Je parle très rarement à l'Assemblée nationale de mon métier, de mon identité, de ma vie privée – cela me paraît toujours un peu impudique. Je vais déroger ce soir à cette règle pour vous dire qu'issu d'une famille de petits paysans, j'ai pu travailler, hors cadre familial, avec quatre associés dont aucun n'était fils de paysan. Si nous avons pu nous lancer, c'est parce qu'il existait une politique de régulation du foncier. Sans CDOA, sans Safer, sans droit de fermage, mes associés – ce sont des amis, des frères – ne seraient jamais devenus paysans. Cette génération de notre Gaec prépare la relève, elle fait le Tour de France agri, elle milite pour l'installation et le partage de la terre, pour la plus-value et pour l'agroécologie. Cette aventure humaine, c'est la mienne comme celle de dizaines de milliers de paysans. Elle est fondée sur le partage et l'esprit d'entreprise, le second étant permis par le premier. Et ce partage, ce n'est pas seulement de la bonne volonté, de la charité ou de la fraternité : c'est d'abord le droit, la loi.
Or ce droit a été fragilisé depuis une quinzaine d'années. Le droit de préemption des Safer est fragilisé par les démembrements de propriété ; le fermage est contesté par les fonds spéculatifs, par les libéraux, par tous ceux qui veulent une dérégulation ; quant aux CDOA, elles ne sont parfois plus que l'ombre d'elles-mêmes, mal gouvernées et impuissantes à réguler des manœuvres sociétaires dilatoires et des montages d'une extrême complexité.

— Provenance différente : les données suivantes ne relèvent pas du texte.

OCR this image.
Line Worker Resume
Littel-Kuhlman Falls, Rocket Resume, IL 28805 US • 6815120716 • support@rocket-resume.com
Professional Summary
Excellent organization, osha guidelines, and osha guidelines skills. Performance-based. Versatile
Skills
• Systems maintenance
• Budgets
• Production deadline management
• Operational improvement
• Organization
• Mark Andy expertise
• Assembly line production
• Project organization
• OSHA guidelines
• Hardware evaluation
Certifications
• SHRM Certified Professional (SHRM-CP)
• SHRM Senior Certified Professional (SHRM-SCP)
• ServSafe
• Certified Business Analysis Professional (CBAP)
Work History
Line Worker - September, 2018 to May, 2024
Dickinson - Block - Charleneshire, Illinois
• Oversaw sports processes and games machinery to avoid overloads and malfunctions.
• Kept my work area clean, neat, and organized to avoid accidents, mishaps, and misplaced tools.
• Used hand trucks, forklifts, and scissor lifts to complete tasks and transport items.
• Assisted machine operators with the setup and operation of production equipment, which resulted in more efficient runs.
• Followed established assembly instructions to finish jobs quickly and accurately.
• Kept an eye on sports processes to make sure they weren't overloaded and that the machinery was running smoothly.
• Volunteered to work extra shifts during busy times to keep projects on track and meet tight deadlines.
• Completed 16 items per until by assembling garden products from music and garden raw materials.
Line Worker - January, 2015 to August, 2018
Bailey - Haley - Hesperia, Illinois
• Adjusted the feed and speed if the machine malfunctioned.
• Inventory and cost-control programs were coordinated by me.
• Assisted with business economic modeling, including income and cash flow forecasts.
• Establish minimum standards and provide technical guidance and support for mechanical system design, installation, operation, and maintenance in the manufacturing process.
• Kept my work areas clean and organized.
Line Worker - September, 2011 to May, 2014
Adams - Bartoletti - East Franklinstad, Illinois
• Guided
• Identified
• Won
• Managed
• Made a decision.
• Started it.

La priorité devrait être de réparer cette régulation du foncier et de garantir des systèmes de portage. Ce devrait être l'article 1er de cette loi, voire son article unique : que la liberté d'entreprendre soit garantie pour tous afin de renouveler les générations, d'assurer la compétitivité par un prix maîtrisé du foncier et l'accès de chacun à la possibilité d'entreprendre. Or ce projet de loi non seulement omet cela, mais il contient des dispositions dont tous les experts nous disent qu'elles risquent d'accélérer une dérégulation dont nous constatons déjà les effets et dont nous dénonçons les conséquences.
Dans notre pays, entre 65 % et 75 % des terres sont en fermage et les propriétaires ruraux possèdent en moyenne 7 hectares de terrain. On ne constate pas d'augmentation de la mise sur le marché des biens fonciers ; le marché est assez bien régulé, les familles et les amis acceptent les règles du fermage et continuent la grande aventure d'un foncier maîtrisé au service d'une agriculture nourricière qui a fait les paysages et la force de la France.
Et puis, il y a les ultralibéraux que cette originalité française agace. Depuis des années, ils cherchent des montages différents. Il y a la voie de la dérégulation. Il y a aussi la voie du portage. Ces alternatives prennent aujourd'hui la forme du GFAI, rebaptisé GFAE sans que cela change quoi que ce soit sur le fond.
C'est une rupture. Nous disposons de tous les moyens du portage. Il y a la propriété rurale. Il y a le fonds Elan du Gouvernement et de la Caisse des dépôts, qui permettra de canaliser des fonds privés, avec une gestion publique partagée, au service du portage transitoire du foncier ; cette très belle initiative annoncée aux Terres de Jim par le Président de la République a tardé à se concrétiser, mais elle grandira, j'en suis convaincu. Il y a les groupements fonciers agricoles mutuels : j'en connais un qui a permis de remembrer des friches afin que des viticulteurs puissent s'installer ; ce sont ainsi deux cents citoyens qui possèdent deux entreprises de viticulture qui enrichissent le paysage et apportent de l'innovation. Il y a Terre de liens et les formules associatives de l'économie sociale. Bref, en matière de portage du foncier, nous disposons d'un éventail de solutions très complet.
Le GFAI est une rupture, parce qu'il fait appel au financement public sans partir de la demande d'un agriculteur, mais aussi parce que, comme tous les groupements fonciers agricoles – mais avec une vision spéculative –, il échappe à toutes les formes de contrôle des structures. Par sa nature même, il ne sera pas géré de façon associative et autogérée, mais par une banque ou une assurance. L'expérience des GFAI forestiers nous a montré qu'ils terminent en montage de titrisation au Luxembourg ou dans d'autres paradis fiscaux, pour le seul bénéfice de ces banques et assureurs. Le GFAI bénéficie enfin – et c'est le comble – d'une fiscalité qui était réservée aux formes associatives et familiales et qui soutiendrait, ici, la spéculation.
Cet article 12 fait le contraire de ce que nous voulons. Nous proposons donc de le supprimer.